Le début du match est marqué par une grande intensité, avec de nombreux duels et des arrêts fréquents de l’arbitre. Malgré une légère déviation de la défense burkinabè sur le centre de Zerrouki (11′) et une intervention décisive de Tapsoba sur la ligne de but (21′), la domination algérienne reste stérile. Bounedjah et Belaili mettent la pression sur la défense adverse, mais le gardien Koffi est solide, notamment sur une frappe enroulée de Belaili (13′). Les Fennecs continuent d’assaillir la défense burkinabè, mais Koffi les maintient dans le match, repoussant les tentatives de Bounedjah (26′) et Feghouli (44′).
Malgré la les assaults des Fennecs, les Étalons demeurent dangereux en contre. C’est dans ces circonstances qu’intervient Mohamed Konaté, surprenant la défense algérienne en reprenant de la tête le centre d’Abdoul Tapsoba. Bien que le gardien Mandrea ait initialement cru à un hors-jeu, la VAR confirme le but, donnant ainsi l’avantage au Burkina Faso (45′, 1-0).
Au retour des vestiaires, les Fennecs font preuve de caractère. Bounedjah égalise (50′), exploitant un cafouillage dans la surface après un coup franc de Mahrez (1-1). Les Algériens, poussés par un Djamel Belmadi énergique sur le banc, redoublent d’efforts mais manquent de précision (26.7% de tirs cadrés).
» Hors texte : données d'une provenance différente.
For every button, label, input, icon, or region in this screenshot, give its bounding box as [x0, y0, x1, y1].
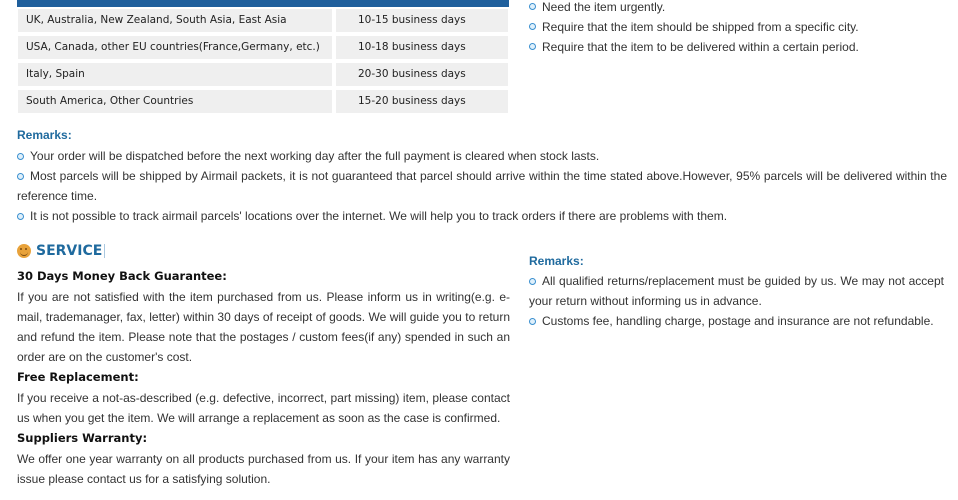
warranty-text: We offer one year warranty on all products purchased from us. If your item has any warranty issue please contact us for a satisfying solution.: [17, 452, 510, 486]
shipping-remarks-title: Remarks:: [17, 128, 72, 142]
table-row: [17, 62, 509, 87]
smiley-icon: [17, 244, 31, 258]
free-replacement-heading: Free Replacement:: [17, 370, 139, 384]
list-item: [529, 311, 944, 331]
list-item-text: Most parcels will be shipped by Airmail packets, it is not guaranteed that parcel should arrive within the time stated above.However, 95% parcels will be delivered within the reference time.: [17, 169, 947, 203]
right-condition-list: [529, 0, 949, 57]
list-item: [529, 17, 949, 37]
free-replacement-text: If you receive a not-as-described (e.g. defective, incorrect, part missing) item, please contact us when you get the item. We will arrange a replacement as soon as the case is confirmed.: [17, 391, 510, 425]
money-back-text: If you are not satisfied with the item purchased from us. Please inform us in writing(e.g. e-mail, trademanager, fax, letter) within 30 days of receipt of goods. We will guide you to return and refund the item. Please note that the postages / custom fees(if any) spended in such an order are on the customer's cost.: [17, 290, 510, 364]
shipping-time-cell: 15-20 business days: [335, 89, 509, 114]
shipping-table-header-bar: [17, 0, 509, 7]
list-item-text: Your order will be dispatched before the next working day after the full payment is cleared when stock lasts.: [30, 149, 600, 163]
list-item-text: It is not possible to track airmail parcels' locations over the internet. We will help you to track orders if there are problems with them.: [30, 209, 728, 223]
bullet-icon: [529, 43, 536, 50]
bullet-icon: [17, 173, 24, 180]
list-item: [17, 206, 947, 226]
service-remarks-list: [529, 271, 944, 331]
list-item: [529, 271, 944, 311]
bullet-icon: [17, 213, 24, 220]
table-row: [17, 8, 509, 33]
bullet-icon: [17, 153, 24, 160]
shipping-time-cell: 10-15 business days: [335, 8, 509, 33]
text-cursor-icon: [104, 244, 105, 258]
list-item: [529, 37, 949, 57]
service-sections: [17, 266, 510, 489]
shipping-region-cell: USA, Canada, other EU countries(France,Germany, etc.): [17, 35, 333, 60]
bullet-icon: [529, 318, 536, 325]
list-item-text: Customs fee, handling charge, postage and insurance are not refundable.: [542, 314, 934, 328]
service-title: SERVICE: [36, 243, 103, 259]
service-remarks-title: Remarks:: [529, 254, 584, 268]
list-item-text: All qualified returns/replacement must be guided by us. We may not accept your return without informing us in advance.: [529, 274, 944, 308]
table-row: [17, 89, 509, 114]
list-item-text: Need the item urgently.: [542, 0, 666, 14]
list-item: [17, 146, 947, 166]
shipping-remarks-list: [17, 146, 947, 226]
money-back-heading: 30 Days Money Back Guarantee:: [17, 269, 227, 283]
list-item-text: Require that the item should be shipped from a specific city.: [542, 20, 859, 34]
list-item: [17, 166, 947, 206]
shipping-time-cell: 20-30 business days: [335, 62, 509, 87]
service-heading: [17, 241, 105, 261]
shipping-region-cell: Italy, Spain: [17, 62, 333, 87]
bullet-icon: [529, 3, 536, 10]
shipping-region-cell: UK, Australia, New Zealand, South Asia, East Asia: [17, 8, 333, 33]
shipping-time-cell: 10-18 business days: [335, 35, 509, 60]
table-row: [17, 35, 509, 60]
bullet-icon: [529, 278, 536, 285]
list-item-text: Require that the item to be delivered within a certain period.: [542, 40, 859, 54]
bullet-icon: [529, 23, 536, 30]
shipping-region-cell: South America, Other Countries: [17, 89, 333, 114]
list-item: [529, 0, 949, 17]
warranty-heading: Suppliers Warranty:: [17, 431, 148, 445]
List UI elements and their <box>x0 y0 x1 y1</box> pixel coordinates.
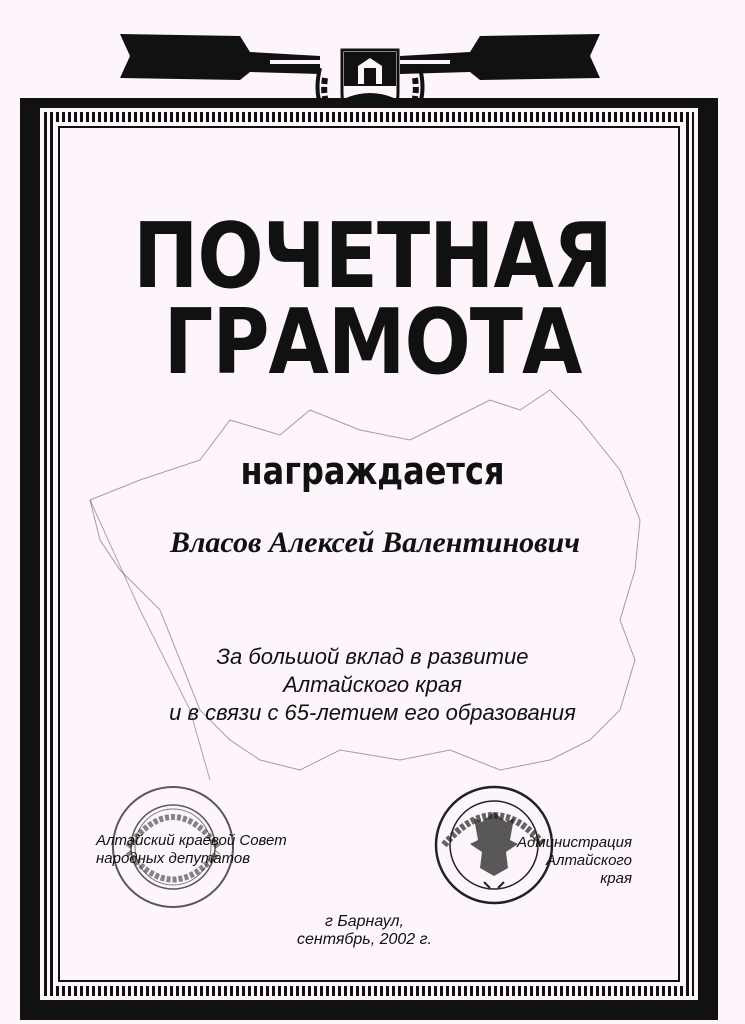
council-signatory <box>96 832 287 868</box>
award-reason-line-3: и в связи с 65-летием его образования <box>169 700 576 725</box>
administration-signatory <box>516 834 632 888</box>
administration-signatory-line-1: Администрация <box>517 834 632 851</box>
region-map-outline <box>80 380 680 800</box>
award-reason-line-2: Алтайского края <box>283 672 462 697</box>
issue-date: сентябрь, 2002 г. <box>297 931 432 948</box>
issue-city: г Барнаул, <box>324 913 404 930</box>
council-signatory-line-1: Алтайский краевой Совет <box>96 832 287 849</box>
administration-signatory-line-2: Алтайского края <box>546 852 632 887</box>
certificate-title-line-2: ГРАМОТА <box>163 291 582 395</box>
recipient-name: Власов Алексей Валентинович <box>170 526 580 559</box>
certificate-title-line-1: ПОЧЕТНАЯ <box>133 205 612 309</box>
award-reason-line-1: За большой вклад в развитие <box>216 644 529 669</box>
awarded-label: награждается <box>240 448 505 494</box>
council-signatory-line-2: народных депутатов <box>96 850 251 867</box>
Bounedjah frôle même le doublé en heurtant le poteau (53′).
Pour relancer son équipe, Hubert Velud fait entrer Bertrand Traoré à la place du buteur du jour. Cette substitution, déjà efficace contre la Mauritanie, remotive les troupes. Edmond Tapsoba lance Issa Kaboré dans la surface adverse, mais Rayan Aït-Nouri intervient, entraînant une longue interruption de jeu. Finalement, un penalty est accordé au Burkina Faso après consultation de la VAR. Bertrand Traoré le transforme avec succès, donnant l’avantage à son équipe (70′, 2-1).
Les neuf minutes d’arrêts de jeu semblent interminables pour les Burkinabè, qui ne relâchent pas leurs efforts jusqu’au dernier moment. Soutenus par leur public, ils se lancent avec acharnement sur les attaquants adverses à chaque opportunité. Cependant, sur un corner, le redoutable Bounedjah parvient à mettre le ballon dans les filets d’Hervé Koffi. L’Algérie respire un soulagement (2-2) et évite le pire.